The detailed work flow of the embodiment of the invention is described below with reference to a circuit:
when finding that the SATA1 electronic disk is not normally read and written, the CPU firstly sends a soft reset command that the SATA1 electronic disk needs to be reset to the FPGA through the PCIE bus, at the moment, the FPGA sends the soft reset command to the SATA1 electronic disk through the SATA bus, the FPGA sends a handshake signal connected with the SATA1 electronic disk through the SATA bus again after the command is sent, and at the moment, the electronic disk resumes normal read-write operation and then the automatic recovery function is completed. When the electronic disk communication still cannot be normal at this time, the CPU sends a command of POWER-off restart to the electronic disk of the SATA1 through the PCIE bus, and when the FPGA receives the command, the FPGA outputs a low level for 500 milliseconds through the FPGA1_ POWER1 signal line of the B23 pin of the general IO and then outputs a high level. When the output is low level, the NMOS transistor Q2 works in the off state, and the drain of the NMOS transistor Q2 and the gate of the PMOS transistor Q1 are high level, so the PMOS transistor Q1 also works in the off state, the 5V power supply of the SATA1 electronic disk is cut off, and the power-off function of the SATA1 electronic disk is completed.
After the high level is output after 500 milliseconds, the NMOS tube Q2 works in a conducting state, the drain of the NMOS tube Q2 and the grid of the PMOS tube Q1 are in a low level, therefore, the PMOS tube Q1 also works in a conducting state, the 5V power supply of the SATA1 electronic disk is switched on, and the function of electrifying the electronic disk again is completed.

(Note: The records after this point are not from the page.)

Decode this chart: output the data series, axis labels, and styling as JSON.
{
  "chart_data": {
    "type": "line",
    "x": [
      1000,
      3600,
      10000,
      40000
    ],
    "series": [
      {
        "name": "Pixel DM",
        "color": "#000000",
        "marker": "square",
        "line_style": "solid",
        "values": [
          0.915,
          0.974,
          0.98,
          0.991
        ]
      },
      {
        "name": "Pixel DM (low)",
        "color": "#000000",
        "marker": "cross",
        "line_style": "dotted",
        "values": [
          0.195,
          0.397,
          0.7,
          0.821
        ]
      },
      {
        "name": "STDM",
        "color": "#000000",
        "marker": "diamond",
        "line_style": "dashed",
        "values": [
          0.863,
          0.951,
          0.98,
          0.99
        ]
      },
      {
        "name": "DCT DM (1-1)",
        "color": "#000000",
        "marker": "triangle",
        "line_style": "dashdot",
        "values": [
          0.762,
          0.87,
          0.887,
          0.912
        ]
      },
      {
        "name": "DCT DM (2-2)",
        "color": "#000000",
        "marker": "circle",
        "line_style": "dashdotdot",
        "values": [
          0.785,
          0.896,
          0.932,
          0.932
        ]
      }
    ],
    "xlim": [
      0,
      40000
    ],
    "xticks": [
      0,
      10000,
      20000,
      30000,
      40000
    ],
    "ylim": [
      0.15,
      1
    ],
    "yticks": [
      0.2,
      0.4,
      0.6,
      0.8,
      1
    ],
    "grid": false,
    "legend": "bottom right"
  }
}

At the moment, the FPGA automatically sends a handshake signal connected with the SATA1 electronic disk through the SATA bus again, and at the moment, after the SATA1 electronic disk recovers normal read-write operation, the automatic recovery function is completed. In order to ensure the reliability of the operation, the above two operations are performed two or more times. After the self-recovery processing method is implemented, other faults of all disk arrays except for the permanent failure of the electronic disk can be eliminated. The reliability of the disk array is greatly improved.
The embodiment of the invention can effectively carry out automatic recovery operation on the disk-dropping fault of the disk array. The reliability and the practicability of the disk array are greatly improved, and the service life and the safety of the disk array are also improved.
The embodiments of the present invention have been described in detail with reference to the accompanying drawings, but the present invention is not limited to the above embodiments, and various changes can be made within the knowledge of those skilled in the art without departing from the gist of the present invention.